Pendant plusieurs années, la Chambre sociale s'est appuyée sur l'absence d'effet direct d'une directive non transposée. Elle a donc maintenu une jurisprudence contraire à cette directive en maintenant la distinction faite par le code du travail, par exemple dans sa décision du 13 mars 2013

Mais par deux décisions du 13 septembre 2023, la Chambre sociale a totalement modifié sa jurisprudence, en s'appuyant cette fois sur la Charte des droits fondamentaux de l'Union européenne. Son article 31 § 2 qui énonce que "tout travailleur a droit à une limitation de la durée maximale du travail (...) ainsi qu'à une période annuelle de congés payés". Ces dispositions, directement applicables en droit français depuis qu'elles ont été intégrées au traité de Lisbonne, permettent ainsi à la Chambre sociale de juger qu'un salarié peut prétendre à des congés payés, y compris lorsqu'il se trouve en arrêt de travail pour cause de maladie non professionnelle. Dans un second arrêt du même jour, la Cour de cassation précise qu'en cas d'arrêt de travail pour accident ou maladie d'origine professionnelle, le droit aux congés payés n'est plus limité dans le temps. Les salariés ont droit aux congés payés durant toute la durée de leur absence.

La décision rendue par le Conseil constitutionnel le 8 février 2024 n'a rien de surprenant, car on sait qu'il est juge de la conformité de la loi au traité et qu'il est donc incompétent pour apprécier sa conformité au traité. Il n'empêche que la situation juridique est pour le moins délicate, et on doit se réjouir que les autorités aient annoncé, enfin, qu'une loi de transposition de la directive européenne serait prochainement votée, permettant de modifier le code du travail. Le Conseil constitutionnel n'y verra certainement aucun inconvénient, puisque, dans ce domaine, il laisse au législateur une très large marge d'autonomie. 


 

Les droits dans le travail : Manuel de Libertés publiques version E-Book et version papier, chapitre 13 , section 2 § 2

 

1 commentaire:

  1. Cette décision du Conseil constitutionnel appelle trois remarques dépassant le strict droit positif.

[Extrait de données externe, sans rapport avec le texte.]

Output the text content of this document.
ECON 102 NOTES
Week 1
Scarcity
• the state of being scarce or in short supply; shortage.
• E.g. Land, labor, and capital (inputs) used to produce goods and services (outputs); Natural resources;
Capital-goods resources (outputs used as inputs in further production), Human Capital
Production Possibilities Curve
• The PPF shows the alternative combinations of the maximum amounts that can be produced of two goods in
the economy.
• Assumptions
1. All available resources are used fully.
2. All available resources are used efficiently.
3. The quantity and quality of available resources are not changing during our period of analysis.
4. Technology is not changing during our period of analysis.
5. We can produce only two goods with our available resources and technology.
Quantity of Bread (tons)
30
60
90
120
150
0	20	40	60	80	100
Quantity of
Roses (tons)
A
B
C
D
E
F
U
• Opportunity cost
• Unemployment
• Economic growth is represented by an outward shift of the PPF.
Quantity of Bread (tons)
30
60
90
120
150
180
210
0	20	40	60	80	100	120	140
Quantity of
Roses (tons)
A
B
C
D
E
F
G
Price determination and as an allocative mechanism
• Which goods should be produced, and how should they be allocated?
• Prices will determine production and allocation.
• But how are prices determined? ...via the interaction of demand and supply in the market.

    - Après le droit au repos, ne va-t-on pas invoquer un jour prochain le droit à la paresse pour prévenir les "burn - out" et autres inconvénients liés à l'exercice d'une activité professionnelle ?

    - Ne nous trouvons pas au coeur d'une société dont certains citoyens - de plus en plus nombreux - considèrent qu'elle leur confère des droits de plus en plus étendus et qu'elle les dispense d'un maximum d'obligations ? Comment un tel système peut-il fonctionner sans un équilibre raisonnable entre droits et obligations ?

    - Nos négociateurs de traités internationaux universels et d'autres instruments juridiques européens seraient bien inspirés de mesurer toutes conséquences des obligations juridiques souscrites. En cas de doutes ou de potentiels contentieux à venir, pourquoi ne pas émettre des réserves sur ces points ?

    C'est en anticipant les risques que l'on progresse ... non en les ignorant.